Джеймс вынул из кармана волшебную палочку, повертел ею в воздухе, и стоявшая на столе бутылка свечой взмыла в воздух. Люпин, разогнувшись, тоже достал свою палочку, и в воздухе перед ними появились два хрустальных бокала. Бутылка самостоятельно обслужила посетителей, плеснув каждому вина, и покинула помещение через угодливо открывшуюся форточку. Джеймс прихлебнул вина, Люпин положил ногу на ногу и упёрся локтем свободной руки в колено.
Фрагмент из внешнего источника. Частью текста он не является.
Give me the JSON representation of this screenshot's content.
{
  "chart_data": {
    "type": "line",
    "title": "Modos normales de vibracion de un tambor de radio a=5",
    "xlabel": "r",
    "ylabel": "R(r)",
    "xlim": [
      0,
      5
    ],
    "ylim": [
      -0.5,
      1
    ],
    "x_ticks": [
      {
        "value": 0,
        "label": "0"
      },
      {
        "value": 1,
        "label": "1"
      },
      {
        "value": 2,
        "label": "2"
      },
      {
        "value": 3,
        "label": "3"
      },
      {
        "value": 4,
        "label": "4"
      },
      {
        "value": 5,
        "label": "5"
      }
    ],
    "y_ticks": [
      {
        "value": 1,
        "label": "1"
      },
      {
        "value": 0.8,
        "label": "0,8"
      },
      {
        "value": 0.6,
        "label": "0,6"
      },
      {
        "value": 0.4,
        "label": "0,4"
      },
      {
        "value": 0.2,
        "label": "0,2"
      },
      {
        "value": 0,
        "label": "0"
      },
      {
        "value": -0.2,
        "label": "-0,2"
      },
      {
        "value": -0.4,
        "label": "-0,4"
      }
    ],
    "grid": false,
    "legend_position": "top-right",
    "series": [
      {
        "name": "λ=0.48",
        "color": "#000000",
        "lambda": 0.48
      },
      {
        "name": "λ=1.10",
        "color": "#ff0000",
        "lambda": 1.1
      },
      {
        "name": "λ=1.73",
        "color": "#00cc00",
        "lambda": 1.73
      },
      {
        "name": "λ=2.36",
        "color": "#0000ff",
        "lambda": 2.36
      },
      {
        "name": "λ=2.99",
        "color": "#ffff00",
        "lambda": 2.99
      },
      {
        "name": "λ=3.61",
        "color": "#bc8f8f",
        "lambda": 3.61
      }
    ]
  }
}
Сириус проводил бутылку взглядом, но продолжал, не моргнув:
– Хагрид, опять же не будь дурак, открывает последний том, чтобы оценить текущее положение дел, и находит мою фотографию, где я одной ногой упираюсь в люстру, другой – в раму шедеврального эпического полотна с участием Безнадёжно Тучной Дамы, и пытаюсь шваброй выковырять из угла комок жевательных конфет, невесть как там очутившийся. Я не посылал вам по такой фотографии на прошлое Рождество? Жаль, жаль. Вы многое пропустили. Я отчётливо помню эту фотосессию! Комок размером с мою голову, только в несколько иной цветовой гамме, всё больше химических оттенков, жёваный, прилепился так, будто всегда там был, швабра трещит, люстра качается, рама качается, Безнадёжно Тучная Дама прикрывает глаза веером, чтобы не видеть меня в раскоряченной позе у себя перед самым носом, потому что от такового вида может испортиться аппетит; рожа у меня красная от напряжения, глаза красные, потому что я накануне забыл лечь спать – и тут снизу подскакивает школьная гоп-команда малолетних репортёров со свитками пергамента, перьями и фотоаппаратами. И делает этот выдающийся снимок, вошедший в историю под названием «Администрация Хогвартса за работой». Хагрид рассматривает фото, сначала правым глазом, потом левым, и говорит, что я не потяну. Вот чего-чего, но такого я не ожидал! Мне стало обидно, и обида эта просочилась прямо Дамблдору в душу. Отчего же, спрашивает директор, наш замечательный Сириус не потянет? А оттого, отвечает Хагрид, что ни одна дракониха отродясь не соблазнялась гибридом узника Азкабана и завсегдатая кабака. А я, дурак, ещё радовался, когда прикручивал верёвку к шпилю, что вешу при росте метр восемьдесят с чем-то всего шестьдесят пять кило, потому что если меня вместе со страховкой от шпиля оторвёт, я не так быстро грохнусь на землю! Зря, значит, радовался – на меня же ни одна дракониха не взглянет. Но Хагрид, надо отдать ему должное, немедля чует настроения начальства и предлагает оптимальный выход. Вот если бы, говорит он, его можно было подкормить хотя бы. Тут Дамблдор возьми да и согласись. Подкормил. Отмыл даже. Иди, говорит мне, кутни напоследок, и отправим тебя в драконий полон. 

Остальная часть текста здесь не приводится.